Le hasard n’y a pas joué un grand rôle, mais la politique des rois burgondes explique bien mieux cette survie, même 91 ans après l’installation des burgondes en 443. Le royaume fut annexé par les rois francs (534).

Mais qui sont les Burgondes ? L’encyclopédiste Pline l’Ancien nomme pour la première fois les Burgondes, un peuple germanique.  Il les situe sur l’Oder, en Pologne actuelle. Il est probable qu’ils vinrent de l’île de Bornholm (aujourd’hui territoire danois) dans la mer Baltique.

Au IIème siècle on les place entre l’Oder et la Vistule. Au cours du siècle suivant, ils vont se diriger vers le sud-ouest.

À la fin du IIIème siècle, les Burgondes s’installent sur le Main, un affluent du Rhin. En 359, les Burgondes s’allient avec les Romains contre les Alamans.

Vers 409, les Burgondes et leur roi entrèrent dans l’Empire romain dans la région de Worms (Allemagne) et ils bénéficièrent du statut de fédérés (foederatus).

Le Royaume

On pourrait considérer cette construction politique comme un royaume, mais c’est après la défaite militaire de 436 et la migration vers le lac Léman qui va assurer la survie des Burgondes – soit depuis 443 – qu’un vrai royaume fut créé.

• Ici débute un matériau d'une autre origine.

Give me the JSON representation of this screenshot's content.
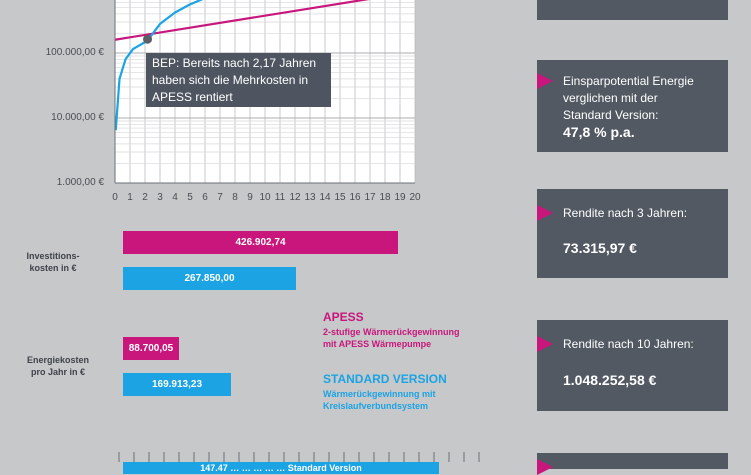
{
  "chart_data": {
    "type": "line",
    "y_scale": "log",
    "y_tick_labels": [
      "1.000,00 €",
      "10.000,00 €",
      "100.000,00 €"
    ],
    "y_ticks": [
      1000,
      10000,
      100000
    ],
    "x_tick_labels": [
      "0",
      "1",
      "2",
      "3",
      "4",
      "5",
      "6",
      "7",
      "8",
      "9",
      "10",
      "11",
      "12",
      "13",
      "14",
      "15",
      "16",
      "17",
      "18",
      "19",
      "20"
    ],
    "xlim": [
      0,
      20
    ],
    "grid": true,
    "series": [
      {
        "color": "#c8167c",
        "points": [
          [
            0,
            160000
          ],
          [
            20,
            880000
          ]
        ]
      },
      {
        "color": "#1ca3e3",
        "points": [
          [
            0.05,
            6500
          ],
          [
            0.3,
            40000
          ],
          [
            0.7,
            80000
          ],
          [
            1.2,
            115000
          ],
          [
            2.17,
            155000
          ],
          [
            3,
            280000
          ],
          [
            4,
            420000
          ],
          [
            5,
            560000
          ],
          [
            6.5,
            780000
          ]
        ]
      }
    ],
    "bep": {
      "x": 2.17,
      "y": 163000,
      "note": "BEP: Bereits nach 2,17 Jahren haben sich die Mehrkosten in APESS rentiert"
    }
  },
  "bars": {
    "invest_label": "Investitions-\nkosten in €",
    "invest_apess": {
      "label": "426.902,74",
      "value": 426902.74
    },
    "invest_standard": {
      "label": "267.850,00",
      "value": 267850.0
    },
    "energy_label": "Energiekosten\npro Jahr in €",
    "energy_apess": {
      "label": "88.700,05",
      "value": 88700.05
    },
    "energy_standard": {
      "label": "169.913,23",
      "value": 169913.23
    },
    "bottom_partial_label": "147.47 … … … … … Standard Version"
  },
  "legend": {
    "apess_title": "APESS",
    "apess_desc": "2-stufige Wärmerückgewinnung\nmit APESS Wärmepumpe",
    "standard_title": "STANDARD VERSION",
    "standard_desc": "Wärmerückgewinnung mit\nKreislaufverbundsystem"
  },
  "cards": [
    {
      "label": "Einsparpotential Energie\nverglichen mit der\nStandard Version:",
      "value": "47,8 % p.a."
    },
    {
      "label": "Rendite nach 3 Jahren:",
      "value": "73.315,97 €"
    },
    {
      "label": "Rendite nach 10 Jahren:",
      "value": "1.048.252,58 €"
    }
  ],
  "colors": {
    "apess": "#c8167c",
    "standard": "#1ca3e3",
    "card": "#525962",
    "background": "#c7c8ca"
  }
}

Ils vont s’y tailler un royaume qui englobera les bassins du Rhône et ses affluents. Les rois s’appliquèrent à assurer l’harmonie et puis la fusion des Burgondes et des indigènes gaulois (ou des indigènes gallo-romains).

Cette histoire commence avec une phrase dans une chronique anonyme de Vème siècle: la Sapaudia est donnée aux débris du peuple burgonde pour être partagée avec les indigènes.

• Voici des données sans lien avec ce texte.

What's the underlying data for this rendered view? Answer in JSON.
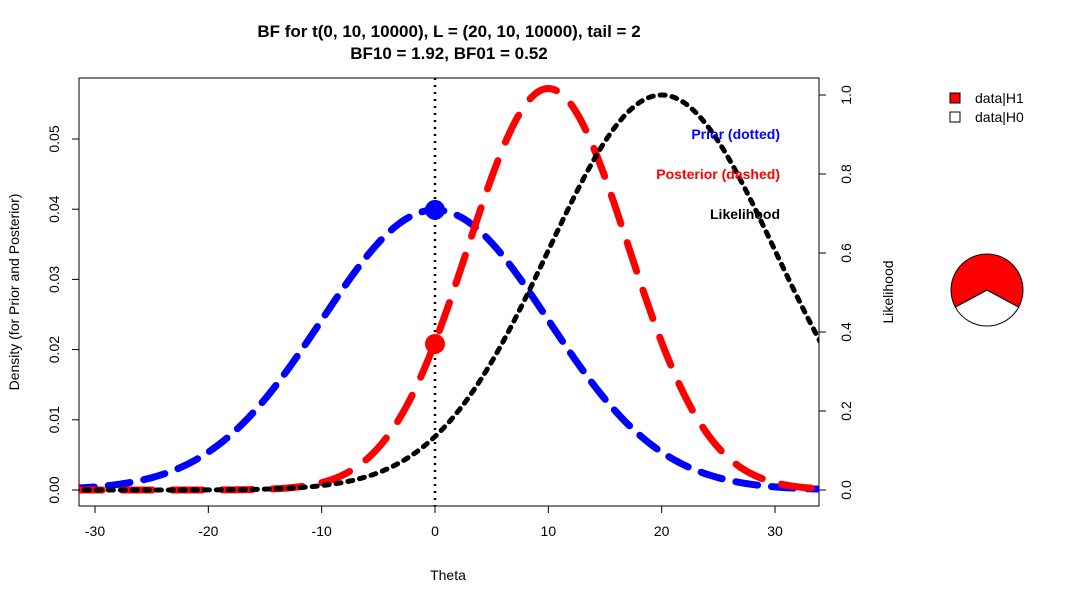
{
  "chart_data": {
    "type": "line",
    "title": "BF for t(0, 10, 10000), L = (20, 10, 10000), tail = 2",
    "subtitle": "BF10 = 1.92, BF01 = 0.52",
    "xlabel": "Theta",
    "ylabel_left": "Density (for Prior and Posterior)",
    "ylabel_right": "Likelihood",
    "xlim": [
      -32,
      34
    ],
    "ylim_left": [
      0,
      0.058
    ],
    "ylim_right": [
      0,
      1.0
    ],
    "x_ticks": [
      -30,
      -20,
      -10,
      0,
      10,
      20,
      30
    ],
    "x_tick_labels": [
      "-30",
      "-20",
      "-10",
      "0",
      "10",
      "20",
      "30"
    ],
    "y_left_ticks": [
      0,
      0.01,
      0.02,
      0.03,
      0.04,
      0.05
    ],
    "y_left_tick_labels": [
      "0.00",
      "0.01",
      "0.02",
      "0.03",
      "0.04",
      "0.05"
    ],
    "y_right_ticks": [
      0,
      0.2,
      0.4,
      0.6,
      0.8,
      1.0
    ],
    "y_right_tick_labels": [
      "0.0",
      "0.2",
      "0.4",
      "0.6",
      "0.8",
      "1.0"
    ],
    "series": [
      {
        "key": "prior",
        "color": "#0000ff",
        "axis": "left",
        "dist": "normal",
        "mean": 0,
        "sd": 10,
        "scale": 1
      },
      {
        "key": "posterior",
        "color": "#ff0000",
        "axis": "left",
        "dist": "normal",
        "mean": 10,
        "sd": 7.071,
        "scale": 1.0137
      },
      {
        "key": "likelihood",
        "color": "#000000",
        "axis": "right",
        "dist": "normal_unit_peak",
        "mean": 20,
        "sd": 10,
        "scale": 1
      }
    ],
    "vline_x": 0,
    "points": [
      {
        "key": "prior-at-zero",
        "x": 0,
        "y": 0.0399,
        "color": "#0000ff"
      },
      {
        "key": "posterior-at-zero",
        "x": 0,
        "y": 0.0208,
        "color": "#ff0000"
      }
    ],
    "annotations": [
      {
        "key": "prior",
        "text": "Prior (dotted)",
        "color": "#0000ff"
      },
      {
        "key": "posterior",
        "text": "Posterior (dashed)",
        "color": "#ff0000"
      },
      {
        "key": "likelihood",
        "text": "Likelihood",
        "color": "#000000"
      }
    ],
    "legend": {
      "position": "top-right",
      "items": [
        {
          "label": "data|H1",
          "fill": "#ff0000"
        },
        {
          "label": "data|H0",
          "fill": "#ffffff"
        }
      ]
    },
    "pie": {
      "values": [
        {
          "label": "data|H1",
          "value": 0.657,
          "color": "#ff0000"
        },
        {
          "label": "data|H0",
          "value": 0.343,
          "color": "#ffffff"
        }
      ]
    }
  }
}
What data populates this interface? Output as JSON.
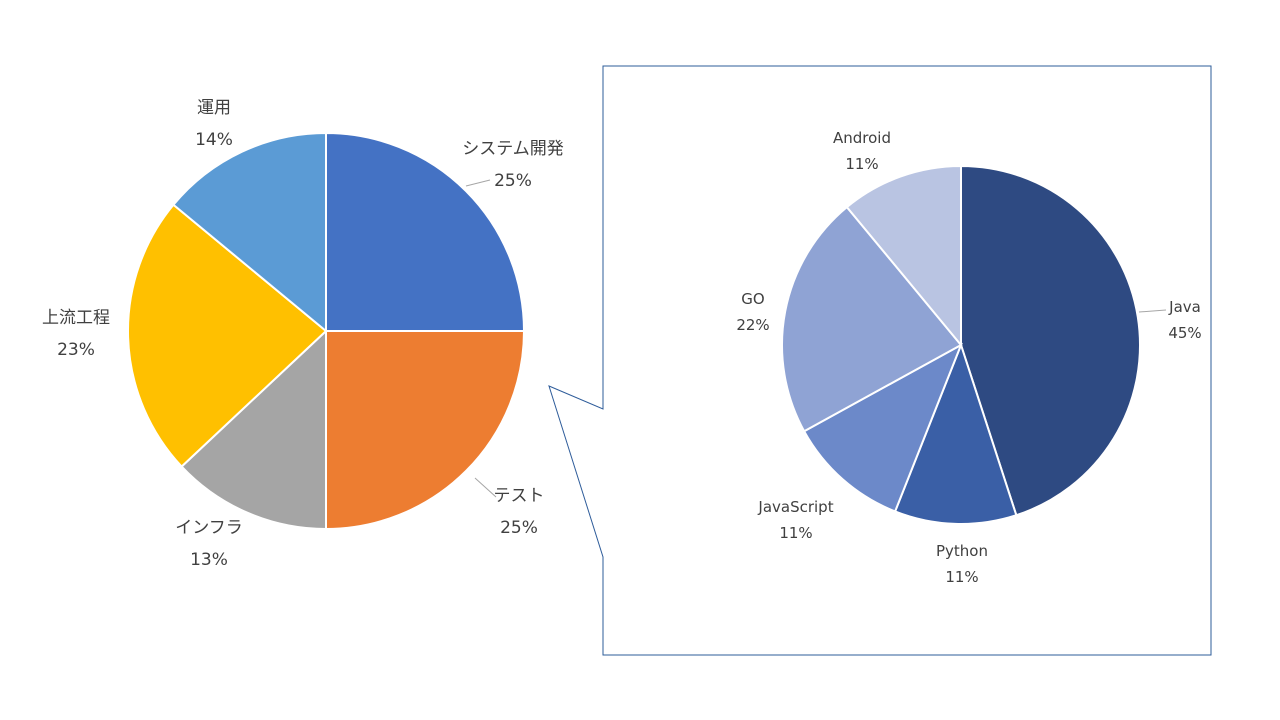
{
  "chart_data": [
    {
      "type": "pie",
      "slices": [
        {
          "label": "システム開発",
          "value": 25,
          "pct_text": "25%",
          "color": "#4472C4"
        },
        {
          "label": "テスト",
          "value": 25,
          "pct_text": "25%",
          "color": "#ED7D31"
        },
        {
          "label": "インフラ",
          "value": 13,
          "pct_text": "13%",
          "color": "#A5A5A5"
        },
        {
          "label": "上流工程",
          "value": 23,
          "pct_text": "23%",
          "color": "#FFC000"
        },
        {
          "label": "運用",
          "value": 14,
          "pct_text": "14%",
          "color": "#5B9BD5"
        }
      ],
      "start": "12 o'clock",
      "direction": "clockwise"
    },
    {
      "type": "pie",
      "breakdown_of": "システム開発",
      "slices": [
        {
          "label": "Java",
          "value": 45,
          "pct_text": "45%",
          "color": "#2E4A82"
        },
        {
          "label": "Python",
          "value": 11,
          "pct_text": "11%",
          "color": "#3A5FA6"
        },
        {
          "label": "JavaScript",
          "value": 11,
          "pct_text": "11%",
          "color": "#6C89C9"
        },
        {
          "label": "GO",
          "value": 22,
          "pct_text": "22%",
          "color": "#8FA3D4"
        },
        {
          "label": "Android",
          "value": 11,
          "pct_text": "11%",
          "color": "#B9C4E2"
        }
      ],
      "start": "12 o'clock",
      "direction": "clockwise"
    }
  ],
  "frame_color": "#2E5C9A"
}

Les indigènes sont les Gaulois ou gallo-romains, les débris du peuple burgonde démontre qu’il s’agit des survivants de la défaite militaire totale de 436.

La Sapaudia

La Sapaudia était constituée du territoire de la cité (une unité administrative déterminée par Rome) de Genève (Genava).

Le mot Sapaudia signifie en celte le “pays des sapins”.

La Sapaudia constituait probablement le grand diocèse de Genève, auquel s’étaient ajoutés les territoires de Nyon et d’Avenches jusqu’au Rhin, une grande partie de la Romandie (le territoire francophone) d’aujourd’hui.

La lente disparation de l’Empire romain (d’occident) entre 454 et 476 permit aux divers peuples germaniques installés en Gaule de s’émanciper et d’établir des royaumes. Les rois burgondes en profitèrent aussi.

Cette première extension des Burgondes détermina l’avenir et la forme de ce royaume et définit le deuxième royaume (888-1032): un domaine intermédiaire entre la Gaule et l’Italie. Les Burgondes  s’emparèrent aussi du bassin du Rhône et de la Saône.

Par la politique des rois burgondes, l’harmonie entre les deux peuples est assurée et une lente fusion entre Burgondes et Gaulois se prépare.

Le particularisme burgonde

C’est probablement au cours des années 500 que se forgea un particularisme burgonde. Les habitants commençaient à se sentir sujets d’un même roi, vivant dans une même entité et dotés d’un destin commun.

La situation internationale était complexe : par la situation religieuse (paganisme, arianisme, église catholique) et la situation ethnique, politique et culturelle (les évêques, les Francs, les Alamans, les Ostrogots, les Wisigoths et d’autres peuples et royaumes).

La chute du royaume burgonde eut lieu en 534, mais jusqu’au traité du Verdun (843) le territoire allait conserver son identité.

Le territoire donne même naissance à plusieurs entités appelées Bourgogne, duché de Bourgogne, comté de Bourgogne et duché de Bourgogne transjurane.

Le deuxième royaume de Bourgogne s’étend de Bâle à la Méditerranée en 1032, date à laquelle il est incorporé au Saint Empire romain.

Le prestige est si grand que le Duc de Bourgogne au XVème siècle s’estimait l’héritier naturel du royaume burgonde.